There are good jobs, good workplaces, good careers, good work communities. There are good lives that come directly from work. I built my life in Iceland from my own workplace; though I had to do that entirely myself: work 9am-5pm, then do community building from 6pm-8pm. Unfortunately, not all opportunities are equal. Good is hard to find. It’s a systematic failure. And then we, the youth of this world, are blamed for it. We are blamed for not wanting to work, for being lazy, for not being good workers, for isolating ourselves, for poor behavior, for lack of social skills, for lack of education, and so on. There’s a reason social movements are increasingly popular — things like anti-war protests, social justice groups, even hate groups. They give people the slightest hint of a voice to express their dissatisfaction. They also give people a hint of the community they are so lacking.

There is always a reason for how people act and behave.
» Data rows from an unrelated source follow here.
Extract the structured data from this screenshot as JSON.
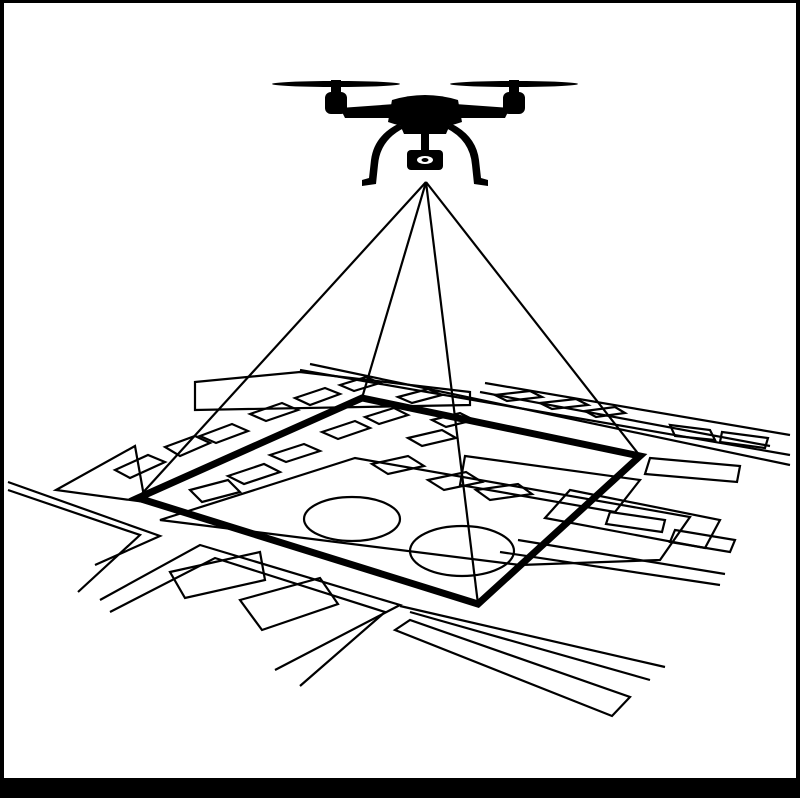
{
  "figure": {
    "subject": "drone-survey-footprint",
    "colors": {
      "ink": "#000000",
      "paper": "#ffffff",
      "border": "#000000"
    },
    "icons": [
      "drone-icon",
      "camera-icon",
      "propeller-icon",
      "survey-area-outline",
      "camera-frustum",
      "city-map-plan"
    ]
  }
}
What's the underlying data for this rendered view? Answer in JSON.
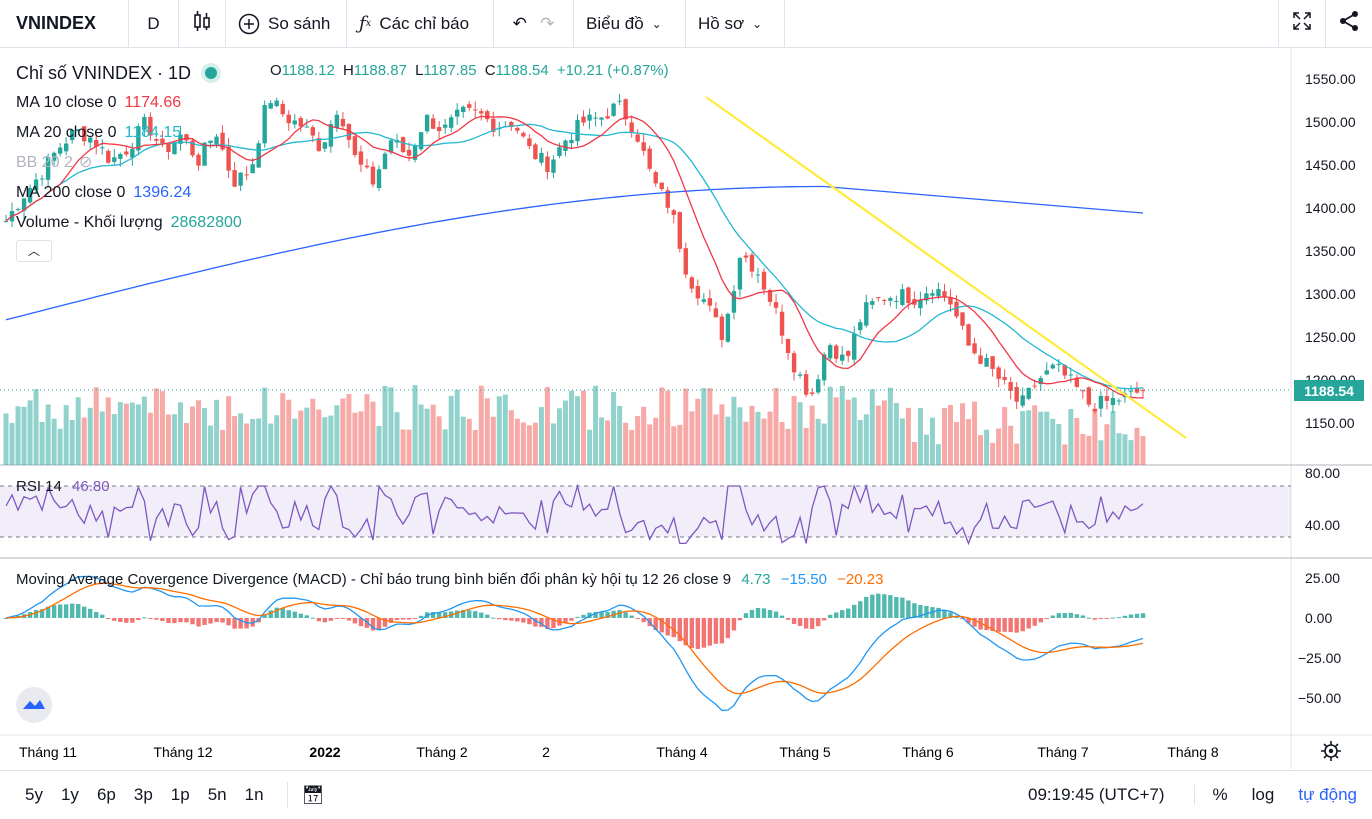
{
  "toolbar": {
    "symbol": "VNINDEX",
    "interval": "D",
    "compare": "So sánh",
    "indicators": "Các chỉ báo",
    "chart_type": "Biểu đồ",
    "profile": "Hồ sơ"
  },
  "legend": {
    "title": "Chỉ số VNINDEX · 1D",
    "open_label": "O",
    "open": "1188.12",
    "high_label": "H",
    "high": "1188.87",
    "low_label": "L",
    "low": "1187.85",
    "close_label": "C",
    "close": "1188.54",
    "change": "+10.21 (+0.87%)",
    "ma10_label": "MA 10 close 0",
    "ma10": "1174.66",
    "ma20_label": "MA 20 close 0",
    "ma20": "1184.15",
    "bb_label": "BB 20 2",
    "ma200_label": "MA 200 close 0",
    "ma200": "1396.24",
    "volume_label": "Volume - Khối lượng",
    "volume": "28682800"
  },
  "price_axis": [
    "1550.00",
    "1500.00",
    "1450.00",
    "1400.00",
    "1350.00",
    "1300.00",
    "1250.00",
    "1200.00",
    "1150.00"
  ],
  "last_price": "1188.54",
  "rsi": {
    "label": "RSI 14",
    "value": "46.80",
    "axis": [
      "80.00",
      "40.00"
    ]
  },
  "macd": {
    "label": "Moving Average Covergence Divergence (MACD) - Chỉ báo trung bình biến đổi phân kỳ hội tụ 12 26 close 9",
    "hist": "4.73",
    "macd": "−15.50",
    "signal": "−20.23",
    "axis": [
      "25.00",
      "0.00",
      "−25.00",
      "−50.00"
    ]
  },
  "time_axis": [
    "Tháng 11",
    "Tháng 12",
    "2022",
    "Tháng 2",
    "2",
    "Tháng 4",
    "Tháng 5",
    "Tháng 6",
    "Tháng 7",
    "Tháng 8"
  ],
  "bottombar": {
    "ranges": [
      "5y",
      "1y",
      "6p",
      "3p",
      "1p",
      "5n",
      "1n"
    ],
    "clock": "09:19:45 (UTC+7)",
    "percent": "%",
    "log": "log",
    "auto": "tự động"
  },
  "colors": {
    "up": "#26a69a",
    "down": "#ef5350",
    "ma10": "#f23645",
    "ma20": "#22b8cf",
    "ma200": "#2962ff",
    "trendline": "#ffeb3b",
    "rsi": "#7e57c2",
    "macd": "#2196f3",
    "signal": "#ff6d00"
  },
  "chart_data": {
    "type": "candlestick",
    "x_range": [
      "Tháng 11",
      "Tháng 8"
    ],
    "y_range": [
      1130,
      1570
    ],
    "price_path": [
      1385,
      1415,
      1440,
      1470,
      1490,
      1480,
      1455,
      1470,
      1500,
      1465,
      1485,
      1455,
      1490,
      1430,
      1445,
      1530,
      1505,
      1495,
      1470,
      1520,
      1455,
      1430,
      1480,
      1460,
      1505,
      1490,
      1510,
      1510,
      1495,
      1500,
      1465,
      1450,
      1480,
      1500,
      1505,
      1520,
      1490,
      1430,
      1400,
      1320,
      1290,
      1250,
      1350,
      1325,
      1280,
      1220,
      1180,
      1245,
      1220,
      1280,
      1295,
      1300,
      1295,
      1310,
      1290,
      1240,
      1220,
      1195,
      1170,
      1200,
      1215,
      1195,
      1170,
      1175,
      1180,
      1188
    ],
    "ma200_range": [
      1270,
      1425
    ],
    "rsi_range": [
      25,
      70
    ],
    "macd_range": [
      -65,
      25
    ]
  }
}
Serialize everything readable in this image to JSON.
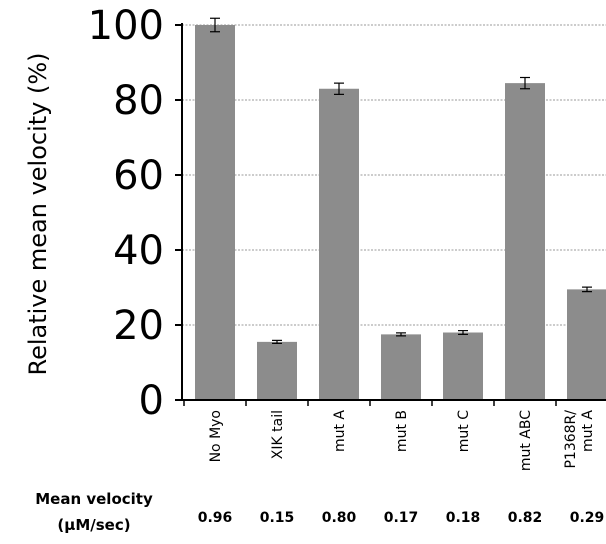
{
  "chart_data": {
    "type": "bar",
    "ylabel": "Relative mean velocity (%)",
    "ylim": [
      0,
      100
    ],
    "yticks": [
      0,
      20,
      40,
      60,
      80,
      100
    ],
    "grid": true,
    "categories": [
      [
        "No Myo"
      ],
      [
        "XIK tail"
      ],
      [
        "mut A"
      ],
      [
        "mut B"
      ],
      [
        "mut C"
      ],
      [
        "mut ABC"
      ],
      [
        "P1368R/",
        "mut A"
      ]
    ],
    "values": [
      100.0,
      15.5,
      83.0,
      17.5,
      18.0,
      84.5,
      29.5
    ],
    "errors": [
      1.8,
      0.4,
      1.5,
      0.4,
      0.5,
      1.5,
      0.6
    ],
    "bar_color": "#8c8c8c",
    "footer": {
      "title": [
        "Mean velocity",
        "(μM/sec)"
      ],
      "values": [
        "0.96",
        "0.15",
        "0.80",
        "0.17",
        "0.18",
        "0.82",
        "0.29"
      ]
    }
  }
}
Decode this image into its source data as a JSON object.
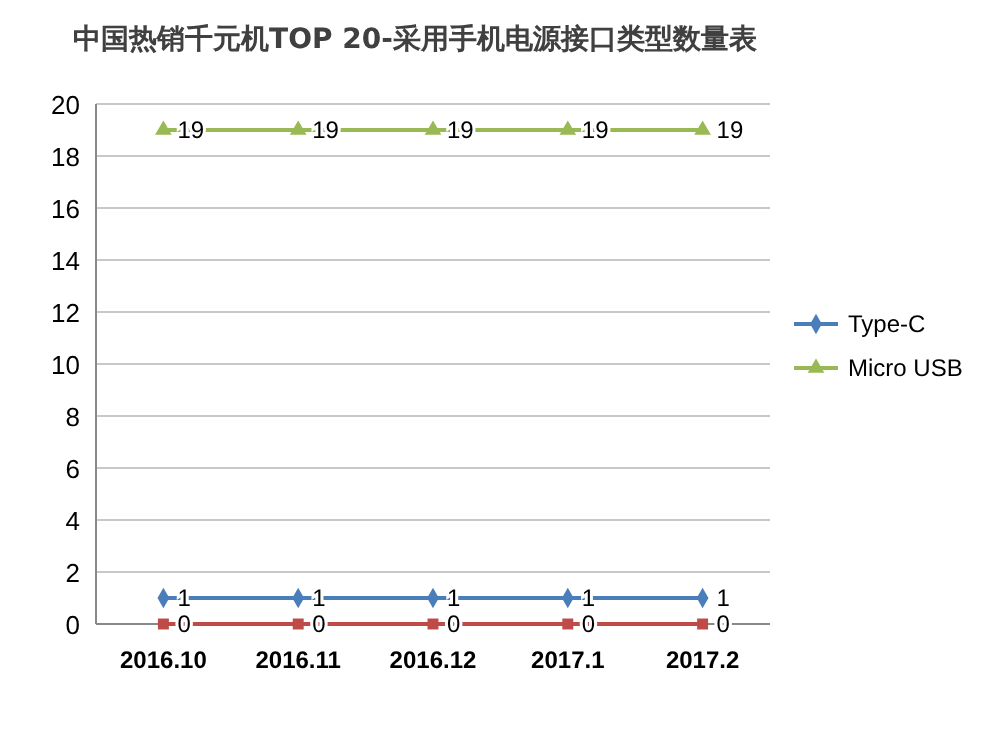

Everything that everyone does has a reason. Ennui is a disease spreading across the world. It gives birth to both art and chaos. As for dealing with it, the solution is to turn it into a productive force: motivation to act on creating a better world.

During my brief stint in politics, I listened to men talk about throwing nuclear missiles like toys. They spoke about a nuke here or there to cause a nuclear tsunami to wipe out the population of this or that place. I spoke to them about youth issues. They were more concerned about whose nuke was bigger.